Finding the 2 fake balls. We have $three$ red $\{a_1,a_2,a_3\}$ and $five$, $\{b_1,b_2,b_3,b_4,b_5\}$ green balls. 
Two of them are "fake", one in red balls and the other in green balls. We can choose arbitrary set of these balls and ask if this set contains a fake ball.  We need to find both the red fake ball and the green fake ball after $4$ such questions. 
I can do this using $5$ questions, and testing red and green separately` $2$ questions for red balls and $3$ for green ones. 
I will take $\{a_1,a_2\}$, if the fake ball is in it, than using one more question I can know which one is it, if not than $a_3$ is the fake ball.
Here I will take $\{b_1,b_2,b_3\}$; if a fake ball is there, then using $2$ question I can  find it (like $\{a_1,a_2,a_3\}$). If not, then with one more  question I can find it in $\{b_4,b_5\}$.
 A: The possibility space for the fake balls is the cartesian product between the set $R$ of red balls and the set $G$ of green balls (you can visualise it as a $3 \times 5$ grid).
For a given question, let $A$ be the set of red balls that were not chosen, and $B$ the set of green balls that were not chosen. If the answer is "no", we know that the answer is in $A \times B$. If the answer is "yes", it is in its complement.
Each question divides the possibility space at most in half, so that, after the first question, if one of the sets has more than 8  (=$2^3$) elements, we lose.

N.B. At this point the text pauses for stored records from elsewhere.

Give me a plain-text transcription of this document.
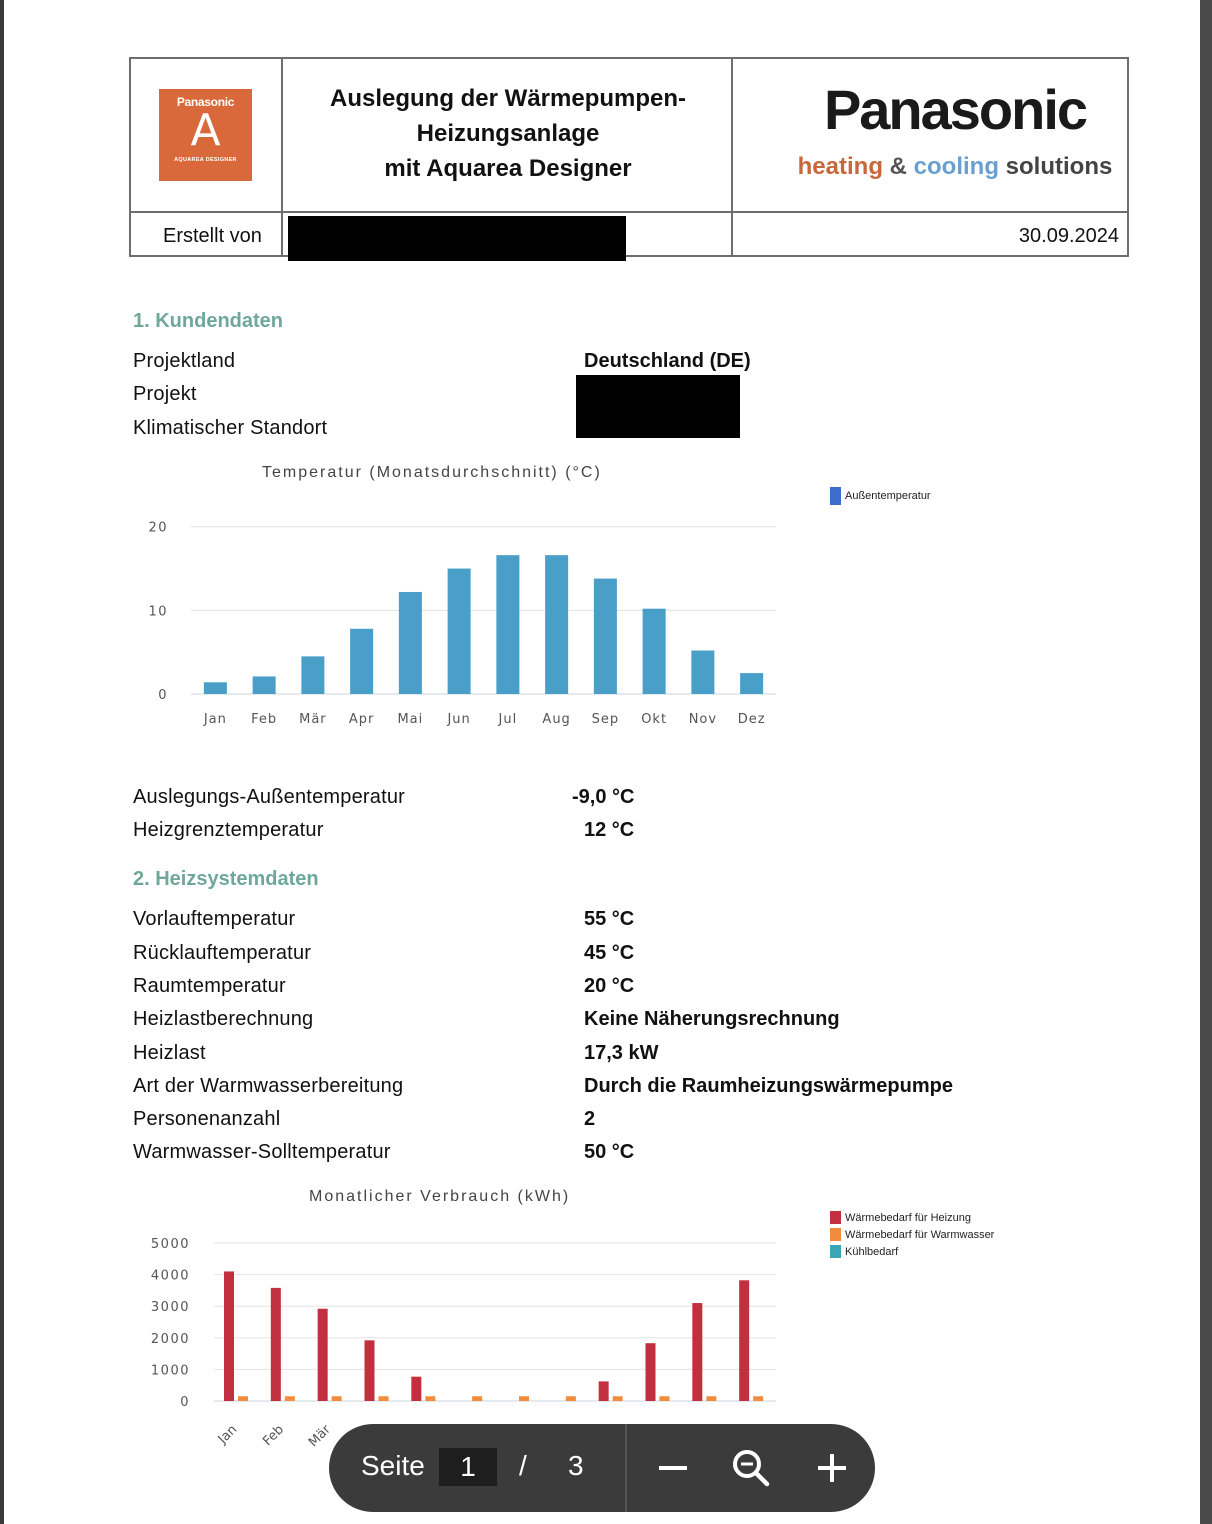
Panasonic
A
AQUAREA DESIGNER
Auslegung der Wärmepumpen-
Heizungsanlage
mit Aquarea Designer
Panasonic
heating & cooling solutions
Erstellt von	30.09.2024
1. Kundendaten
Projektland	Deutschland (DE)
Projekt
Klimatischer Standort
Temperatur (Monatsdurchschnitt) (°C)
0
10
20
Jan Feb Mär Apr Mai Jun Jul Aug Sep Okt Nov Dez
Außentemperatur
Auslegungs-Außentemperatur	-9,0 °C
Heizgrenztemperatur	12 °C
2. Heizsystemdaten
Vorlauftemperatur	55 °C
Rücklauftemperatur	45 °C
Raumtemperatur	20 °C
Heizlastberechnung	Keine Näherungsrechnung
Heizlast	17,3 kW
Art der Warmwasserbereitung	Durch die Raumheizungswärmepumpe
Personenanzahl	2
Warmwasser-Solltemperatur	50 °C
Monatlicher Verbrauch (kWh)
0
1000
2000
3000
4000
5000
Jan Feb Mär
Wärmebedarf für Heizung
Wärmebedarf für Warmwasser
Kühlbedarf
Seite	1	/ 3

Thus, for the first question, either $|A \times B| = 7$ or $|A \times B| = 8$. Since $|A \times B| = |A||B|$, it is easy to see that the only possibility is if $|A| = 2$ and $|B| = 4$, that is, if the first question involves exactly one red ball ($a_1$) and one green ball ($b_1$).
$$
\begin{array}{|c|c|c|c|c|}
\hline
Y & Y & Y & Y & Y \\ \hline
Y & n & n & n & n \\ \hline
Y & n & n & n & n \\ \hline
\end{array}
$$
If the answer is "no", we use one question to discover which of the two balls in $A$ is fake and the remaining two to discover which of the four balls in $B$ is fake.
If the answer is "yes", we use one question to discover if the green ball $b_1$ is fake. If yes, then we have two questions to resolve the three red balls. If no, then the first red ball $a_1$ is fake, and we have two questions to resolve the other four green balls in $B$.
$$
\begin{array}{|c|c|c|c|c|}
\hline
Y & n & n & n & n \\ \hline
Y & & & & \\ \hline
Y & & & & \\ \hline
\end{array}
$$